Based on the speeches with time stamp from “FOMC speak”, the time window for the treasury yields appropriately allocates 68% of all speeches (and wrongly allocates the speeches given later in the day). The exchange rate time window would allocate 63% of all speeches correctly and generates a mismatch for the speeches given early in the day. The two time windows do therefore nicely complement one another, as they capture the set of speeches that is missing from the other time window.

36

In these papers, agents prepare for the meeting by acquiring information on the state, not by exerting persuasive effort.

37

For a general account of influence activities by those that lack decision-making power, see Milgrom and Roberts (1988).

39

This has also led to an interest in understanding whether and how committees should communicate the personal views of individual committee members without generating a cacophony of voices (see, e.g., Bernanke, 2004; Blinder, 2018; Meade, Burk and Josselyn, 2015; Vissing-Jorgensen, 2021).

40

In the empirical part, the main interpretation of θ is district-level unemployment. The higher it is, the more negative one expects the tone to be. Thus, to be consistent with the model prediction that a president chooses a higher a in case of a higher θ, one should interpret a as a measure of the negativity of a tone such that more unemployment means a more negative tone.

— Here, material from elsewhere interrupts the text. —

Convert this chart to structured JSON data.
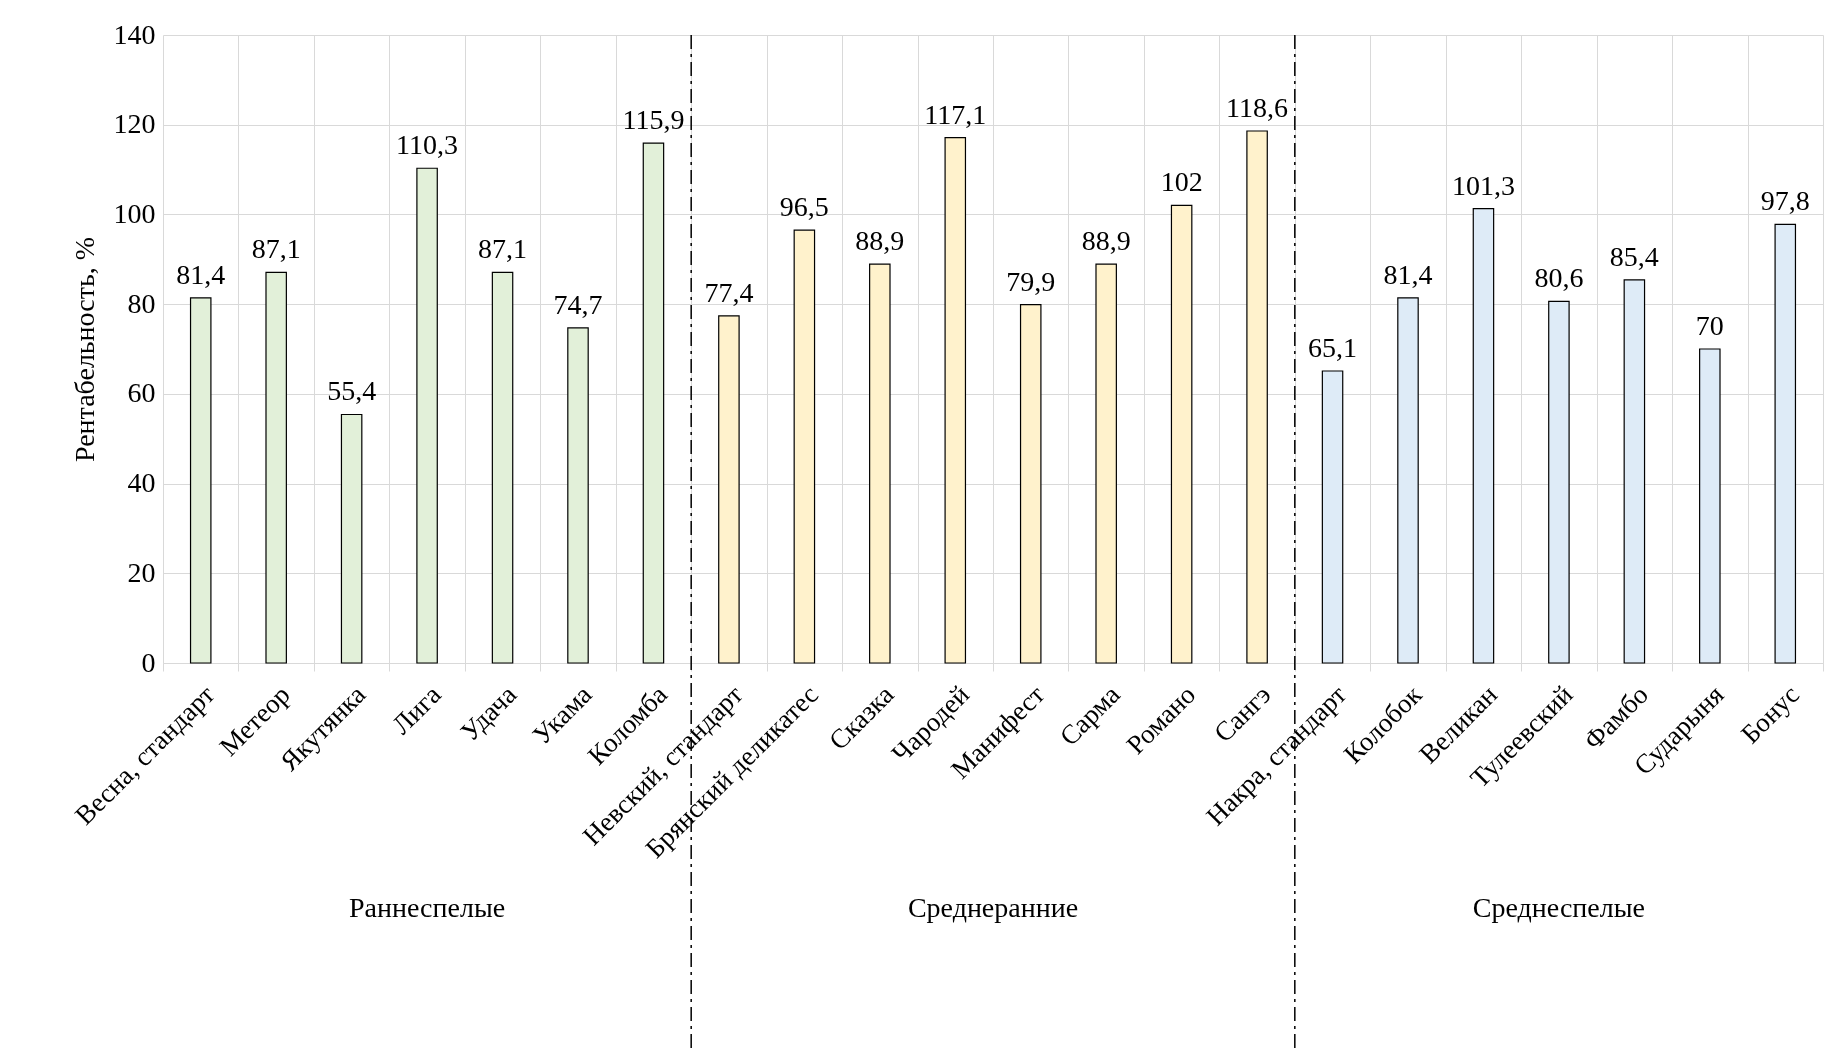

Instead, in the empirical part, the tone is defined as 1 minus the negativity. The model prediction is thus a negative correlation between our empirical tone measure and unemployment, which is what we find.

41

The Comptroller of the Currency and the Secretary of Treasury were ex officio members until the Banking Act of 1935.

42

To be precise, it was a committee tasked with the actual formation of the System, the Reserve Bank Organization Committee, that decided in 1914 on the number of districts within the bounds set by the Act, their boundaries and the Federal Reserve cities. By and large, the district boundaries have remained the same to this date.

43

Former Reserve bank president Kocherlakota (2017) “suspect[s] that few, if any, directors know that the act gives them the freedom to deviate from the rotation scheme.”